Soweto é sigla para South West Township, um nome propositalmente impessoal, mas que desafiou a vontade do apartheid, adquirindo uma força que fez do bairro de Johannesburgo um dos símbolos da luta pelo fim da segragação racial na África do Sul.
A ``cidade" (``townships" eram as áreas reservadas aos negros, na periferia das regiões brancas) Soweto é tida como a mais violenta do mundo, com um índice de criminalidade duas vezes superior ao de Nova York. Abriga cerca de 4 milhões de negros e praticamente nenhum branco.
Foi lá que começou o Movimento da Consciência Negra, que moveu milhares de estudantes a enfrentarem a polícia em junho de 1976 e iniciarem algumas das práticas militantes que levaram este ano Nelson Madela à Presidência.
Entender a mente das pessoas nascidas e criadas em Soweto é básico para se compreender o percurso que a África do Sul ainda tem de caminhar até chegar a uma situação realmente democrática.

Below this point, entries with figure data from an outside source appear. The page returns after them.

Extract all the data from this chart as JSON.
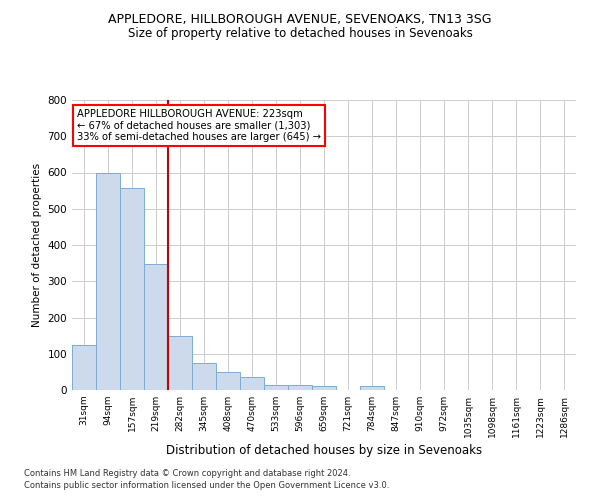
{
  "title1": "APPLEDORE, HILLBOROUGH AVENUE, SEVENOAKS, TN13 3SG",
  "title2": "Size of property relative to detached houses in Sevenoaks",
  "xlabel": "Distribution of detached houses by size in Sevenoaks",
  "ylabel": "Number of detached properties",
  "footer1": "Contains HM Land Registry data © Crown copyright and database right 2024.",
  "footer2": "Contains public sector information licensed under the Open Government Licence v3.0.",
  "annotation_title": "APPLEDORE HILLBOROUGH AVENUE: 223sqm",
  "annotation_line1": "← 67% of detached houses are smaller (1,303)",
  "annotation_line2": "33% of semi-detached houses are larger (645) →",
  "bar_color": "#ccdaeb",
  "bar_edge_color": "#7aadd4",
  "categories": [
    "31sqm",
    "94sqm",
    "157sqm",
    "219sqm",
    "282sqm",
    "345sqm",
    "408sqm",
    "470sqm",
    "533sqm",
    "596sqm",
    "659sqm",
    "721sqm",
    "784sqm",
    "847sqm",
    "910sqm",
    "972sqm",
    "1035sqm",
    "1098sqm",
    "1161sqm",
    "1223sqm",
    "1286sqm"
  ],
  "values": [
    125,
    600,
    557,
    347,
    150,
    75,
    50,
    35,
    15,
    13,
    10,
    0,
    10,
    0,
    0,
    0,
    0,
    0,
    0,
    0,
    0
  ],
  "ylim": [
    0,
    800
  ],
  "yticks": [
    0,
    100,
    200,
    300,
    400,
    500,
    600,
    700,
    800
  ],
  "redline_bar_index": 3,
  "grid_color": "#cccccc",
  "background_color": "#ffffff",
  "redline_color": "#cc0000"
}
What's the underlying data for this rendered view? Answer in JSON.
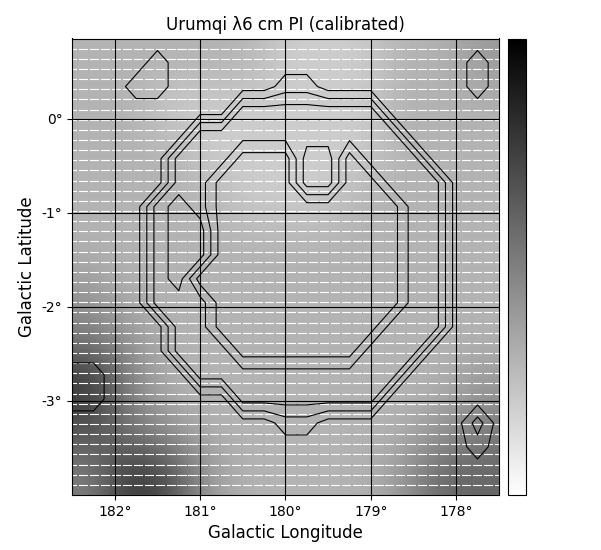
{
  "chart_data": {
    "type": "image_contour",
    "title": "Urumqi λ6 cm PI (calibrated)",
    "x_label": "Galactic Longitude",
    "y_label": "Galactic Latitude",
    "xlim": [
      182.5,
      177.5
    ],
    "ylim": [
      -4.0,
      0.85
    ],
    "xticks": [
      {
        "value": 182,
        "label": "182°"
      },
      {
        "value": 181,
        "label": "181°"
      },
      {
        "value": 180,
        "label": "180°"
      },
      {
        "value": 179,
        "label": "179°"
      },
      {
        "value": 178,
        "label": "178°"
      }
    ],
    "yticks": [
      {
        "value": 0,
        "label": "0°"
      },
      {
        "value": -1,
        "label": "-1°"
      },
      {
        "value": -2,
        "label": "-2°"
      },
      {
        "value": -3,
        "label": "-3°"
      }
    ],
    "grid": true,
    "colorbar_lim": [
      0,
      10
    ],
    "background_cells": [
      [
        3,
        3,
        3,
        3,
        3,
        2,
        2,
        2,
        3,
        3,
        4
      ],
      [
        3,
        3,
        2,
        2,
        2,
        2,
        2,
        2,
        3,
        3,
        3
      ],
      [
        3,
        3,
        3,
        2,
        2,
        2,
        2,
        2,
        3,
        3,
        3
      ],
      [
        3,
        3,
        3,
        3,
        2,
        2,
        2,
        3,
        3,
        3,
        3
      ],
      [
        3,
        3,
        3,
        3,
        3,
        3,
        3,
        3,
        3,
        3,
        3
      ],
      [
        4,
        3,
        3,
        3,
        3,
        3,
        3,
        3,
        3,
        3,
        3
      ],
      [
        5,
        4,
        3,
        3,
        3,
        3,
        3,
        3,
        3,
        3,
        3
      ],
      [
        8,
        5,
        3,
        3,
        3,
        3,
        3,
        3,
        3,
        3,
        4
      ],
      [
        7,
        5,
        4,
        3,
        3,
        3,
        3,
        3,
        3,
        4,
        5
      ],
      [
        5,
        8,
        7,
        4,
        3,
        3,
        3,
        3,
        4,
        6,
        6
      ]
    ],
    "contour_levels": [
      0.5,
      1.5,
      2.5,
      3.5
    ],
    "contour_color": "#000000",
    "contour_cells": [
      [
        0,
        0,
        0,
        0,
        0,
        0,
        0,
        0,
        0,
        0,
        0,
        0,
        0,
        0,
        0,
        0,
        0,
        0,
        0,
        0,
        0
      ],
      [
        0,
        0,
        0,
        0,
        1,
        0,
        0,
        0,
        0,
        0,
        0,
        0,
        0,
        0,
        0,
        0,
        0,
        0,
        0,
        1,
        0
      ],
      [
        0,
        0,
        0,
        1,
        1,
        0,
        0,
        0,
        0,
        0,
        1,
        1,
        0,
        0,
        0,
        0,
        0,
        0,
        0,
        1,
        0
      ],
      [
        0,
        0,
        0,
        0,
        0,
        0,
        0,
        0,
        3,
        3,
        3,
        3,
        3,
        3,
        3,
        0,
        0,
        0,
        0,
        0,
        0
      ],
      [
        0,
        0,
        0,
        0,
        0,
        0,
        3,
        3,
        3,
        3,
        3,
        3,
        3,
        3,
        3,
        3,
        0,
        0,
        0,
        0,
        0
      ],
      [
        0,
        0,
        0,
        0,
        0,
        3,
        3,
        3,
        1,
        1,
        1,
        4,
        4,
        1,
        3,
        3,
        3,
        0,
        0,
        0,
        0
      ],
      [
        0,
        0,
        0,
        0,
        0,
        3,
        3,
        1,
        1,
        1,
        1,
        4,
        4,
        1,
        1,
        3,
        3,
        3,
        0,
        0,
        0
      ],
      [
        0,
        0,
        0,
        0,
        3,
        4,
        3,
        1,
        1,
        1,
        1,
        1,
        1,
        1,
        1,
        1,
        3,
        3,
        0,
        0,
        0
      ],
      [
        0,
        0,
        0,
        0,
        3,
        4,
        4,
        1,
        1,
        1,
        1,
        1,
        1,
        1,
        1,
        1,
        3,
        3,
        0,
        0,
        0
      ],
      [
        0,
        0,
        0,
        0,
        3,
        4,
        4,
        1,
        1,
        1,
        1,
        1,
        1,
        1,
        1,
        1,
        3,
        3,
        0,
        0,
        0
      ],
      [
        0,
        0,
        0,
        0,
        3,
        4,
        1,
        1,
        1,
        1,
        1,
        1,
        1,
        1,
        1,
        1,
        3,
        3,
        0,
        0,
        0
      ],
      [
        0,
        0,
        0,
        0,
        3,
        3,
        3,
        1,
        1,
        1,
        1,
        1,
        1,
        1,
        1,
        1,
        3,
        3,
        0,
        0,
        0
      ],
      [
        0,
        0,
        0,
        0,
        0,
        3,
        3,
        1,
        1,
        1,
        1,
        1,
        1,
        1,
        1,
        3,
        3,
        3,
        0,
        0,
        0
      ],
      [
        0,
        0,
        0,
        0,
        0,
        3,
        3,
        3,
        1,
        1,
        1,
        1,
        1,
        1,
        3,
        3,
        3,
        0,
        0,
        0,
        0
      ],
      [
        1,
        1,
        0,
        0,
        0,
        0,
        3,
        3,
        3,
        3,
        3,
        3,
        3,
        3,
        3,
        3,
        0,
        0,
        0,
        0,
        0
      ],
      [
        1,
        1,
        0,
        0,
        0,
        0,
        0,
        0,
        3,
        3,
        3,
        3,
        3,
        3,
        3,
        0,
        0,
        0,
        0,
        0,
        0
      ],
      [
        0,
        0,
        0,
        0,
        0,
        0,
        0,
        0,
        0,
        0,
        1,
        1,
        0,
        0,
        0,
        0,
        0,
        0,
        0,
        2,
        0
      ],
      [
        0,
        0,
        0,
        0,
        0,
        0,
        0,
        0,
        0,
        0,
        0,
        0,
        0,
        0,
        0,
        0,
        0,
        0,
        0,
        1,
        0
      ],
      [
        0,
        0,
        0,
        0,
        0,
        0,
        0,
        0,
        0,
        0,
        0,
        0,
        0,
        0,
        0,
        0,
        0,
        0,
        0,
        0,
        0
      ],
      [
        0,
        0,
        0,
        0,
        0,
        0,
        0,
        0,
        0,
        0,
        0,
        0,
        0,
        0,
        0,
        0,
        0,
        0,
        0,
        0,
        0
      ]
    ],
    "vector_angle": 0,
    "vector_color": "#ffffff"
  }
}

É a esse tipo de conhecimento que se tem acesso com a leitura de ``Born in Soweto" (``Nascido em Soweto"), da jornalista branca Heidi Holland (Penguin, 202 págs., 7,99 libras esterlinas).
Com 12 capítulos, o livro relata histórias de vida de vários sowetanos, muitas vezes na primeira pessoa, o que torna acessível seu ``modo de pensar".

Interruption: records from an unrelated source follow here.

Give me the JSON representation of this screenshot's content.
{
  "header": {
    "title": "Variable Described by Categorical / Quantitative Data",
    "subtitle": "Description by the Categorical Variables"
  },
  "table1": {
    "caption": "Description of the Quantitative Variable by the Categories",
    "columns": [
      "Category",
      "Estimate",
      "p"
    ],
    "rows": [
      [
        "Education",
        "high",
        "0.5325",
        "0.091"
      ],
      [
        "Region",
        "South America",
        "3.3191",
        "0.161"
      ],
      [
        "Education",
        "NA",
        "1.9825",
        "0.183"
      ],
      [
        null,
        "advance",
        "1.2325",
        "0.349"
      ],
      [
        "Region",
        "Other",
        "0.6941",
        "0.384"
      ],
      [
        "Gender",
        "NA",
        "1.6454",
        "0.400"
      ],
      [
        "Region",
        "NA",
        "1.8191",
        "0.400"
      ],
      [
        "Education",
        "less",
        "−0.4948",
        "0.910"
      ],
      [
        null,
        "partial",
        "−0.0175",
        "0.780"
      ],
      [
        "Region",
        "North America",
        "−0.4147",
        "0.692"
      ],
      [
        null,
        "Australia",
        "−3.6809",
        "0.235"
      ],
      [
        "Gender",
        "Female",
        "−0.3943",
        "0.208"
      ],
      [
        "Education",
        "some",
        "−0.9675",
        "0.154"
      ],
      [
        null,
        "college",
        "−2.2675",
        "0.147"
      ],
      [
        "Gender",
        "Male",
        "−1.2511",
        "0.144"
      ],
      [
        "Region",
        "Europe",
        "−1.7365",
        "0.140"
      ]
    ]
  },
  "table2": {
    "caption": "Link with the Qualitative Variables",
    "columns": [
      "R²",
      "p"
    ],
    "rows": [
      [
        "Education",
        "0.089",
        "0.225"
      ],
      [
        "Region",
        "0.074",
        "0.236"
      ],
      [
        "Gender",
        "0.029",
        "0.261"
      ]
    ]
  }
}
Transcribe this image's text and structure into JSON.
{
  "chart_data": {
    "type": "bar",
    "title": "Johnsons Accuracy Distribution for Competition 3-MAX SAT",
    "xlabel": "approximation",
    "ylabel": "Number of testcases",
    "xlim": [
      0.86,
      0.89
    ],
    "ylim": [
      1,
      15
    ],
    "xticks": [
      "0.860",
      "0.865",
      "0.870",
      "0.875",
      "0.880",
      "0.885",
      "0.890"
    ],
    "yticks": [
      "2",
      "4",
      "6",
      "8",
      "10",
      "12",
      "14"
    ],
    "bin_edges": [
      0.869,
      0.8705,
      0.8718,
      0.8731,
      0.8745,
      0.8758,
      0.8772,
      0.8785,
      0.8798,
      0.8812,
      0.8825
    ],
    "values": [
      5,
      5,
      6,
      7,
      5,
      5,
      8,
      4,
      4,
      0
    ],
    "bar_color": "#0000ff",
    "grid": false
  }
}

No capítulo ``Getting Even" (``Ficando Igual", em tradução literal), o problema de um grupo que ficou em guerra durante 15 anos se torna evidente.
Foram os estudantes, e não seus pais, que iniciaram a luta contra o apartheid. Isso, em uma sociedade onde a autoridade dos mais velhos era central. Após 1976, essa estrutura de comando dos mais velhos desmontou: eram os jovens, muitos ainda púberes, que estavam, a partir de então, no comando.
Eram eles que não aceitavam mais a educação propositalmente inferior dada à sua etnia. Eram eles que preferiam morrer pela ``causa negra" a se submeter, como seus pais, ao governo branco.
Foram eles também que organizaram os exércitos que, a partir de 1984, começaram a causar sérias baixas nas poderosas Forças de Defesa Sul-Africanas.
Mas o sonho de Steven Biko, o principal líder da revolta de 1976, morto em tortura pela polícia, é agora alcançável pacificamente.
Cerca de um terço da população de Soweto cresceu com armas na mão, ódio aos brancos e sem nunca ter ido à escola.
Hoje, esses jovens têm o roubo como uma das únicas alternativas de ascensão social; têm no estupro uma de suas principais formas de demonstração de poder; têm como princípio a recusa a qualquer forma de disciplina –um professor pode morrer se repetir um aluno.
``Não é fácil ver progresso em um lugar como Soweto", diz a autora no epílogo. ``Mas há", conclui, com base em personagens que conseguiram encontrar uma saída criativa para suas vidas, mesmo com tantas carências.